Shot in the head the former Wendover gym owner still suffers from memory loss and other brain damage from her almost fatal wound. Since the shooting she has had to relocate to Las Vegas where she is receiving physical and mental therapy as well as preparing for the ordeal of the coming trial.
But while Hill defense may have benefitted from the grievous injury she allegedly caused, the Utah woman may have damned herself with her own words, and those words her lawyer fought hard to keep under wraps will now be heard by a jury.

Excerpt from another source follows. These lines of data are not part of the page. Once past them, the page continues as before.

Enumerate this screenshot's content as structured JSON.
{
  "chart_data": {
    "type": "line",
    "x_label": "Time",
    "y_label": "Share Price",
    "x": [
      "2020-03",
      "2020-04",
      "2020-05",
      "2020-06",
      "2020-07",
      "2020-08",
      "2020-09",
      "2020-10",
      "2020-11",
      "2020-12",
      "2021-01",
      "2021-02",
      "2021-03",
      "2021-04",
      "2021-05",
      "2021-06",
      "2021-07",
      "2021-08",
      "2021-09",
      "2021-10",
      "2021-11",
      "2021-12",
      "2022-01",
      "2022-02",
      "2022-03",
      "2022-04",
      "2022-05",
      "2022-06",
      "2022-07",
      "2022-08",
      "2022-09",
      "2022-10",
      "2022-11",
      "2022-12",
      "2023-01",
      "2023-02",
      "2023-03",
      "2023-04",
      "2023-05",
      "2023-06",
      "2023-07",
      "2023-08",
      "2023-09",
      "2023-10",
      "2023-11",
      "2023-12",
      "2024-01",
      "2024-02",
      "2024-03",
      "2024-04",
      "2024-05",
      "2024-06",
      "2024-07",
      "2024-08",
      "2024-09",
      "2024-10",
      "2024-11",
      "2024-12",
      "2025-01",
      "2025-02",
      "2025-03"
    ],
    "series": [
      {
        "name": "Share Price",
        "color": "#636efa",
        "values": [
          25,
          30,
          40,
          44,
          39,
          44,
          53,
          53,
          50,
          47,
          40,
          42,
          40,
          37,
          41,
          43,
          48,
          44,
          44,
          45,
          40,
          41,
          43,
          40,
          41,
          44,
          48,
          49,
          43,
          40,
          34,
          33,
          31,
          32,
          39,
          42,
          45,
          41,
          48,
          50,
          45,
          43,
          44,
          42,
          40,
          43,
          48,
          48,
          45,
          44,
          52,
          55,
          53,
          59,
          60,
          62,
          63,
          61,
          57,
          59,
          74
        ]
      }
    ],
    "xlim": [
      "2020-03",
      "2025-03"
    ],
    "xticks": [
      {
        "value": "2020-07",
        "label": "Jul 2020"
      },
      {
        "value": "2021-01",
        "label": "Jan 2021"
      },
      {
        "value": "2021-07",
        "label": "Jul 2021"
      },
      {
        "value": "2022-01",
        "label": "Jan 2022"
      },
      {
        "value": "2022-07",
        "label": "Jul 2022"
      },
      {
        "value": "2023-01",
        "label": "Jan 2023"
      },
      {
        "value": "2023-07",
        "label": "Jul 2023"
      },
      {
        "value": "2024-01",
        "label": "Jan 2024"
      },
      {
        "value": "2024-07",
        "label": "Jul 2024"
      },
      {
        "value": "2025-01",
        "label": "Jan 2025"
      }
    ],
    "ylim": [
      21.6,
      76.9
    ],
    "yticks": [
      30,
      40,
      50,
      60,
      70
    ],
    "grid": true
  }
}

In addition to the kidnapping and attempted murder charges she faces in Nevada, Hill and McFarland are persons of interest in the double murder of an elderly Mt. Pleasant, Utah couple Woody and Ann Fullwood which occurred the day before the shooting in Wendover.
While found competent to stand trial last summer, Hill entered her “not guilty by reason of insanity” plea in September. She changed it in December to a simply “not guilty”.
McFarland who spent most of last year in and out of the Lake’s Crossing Hospital for the Criminally Insane in Reno also recently dropped his bid to be declared mentally incompetent to stand trial.
His trial date was set last week for September.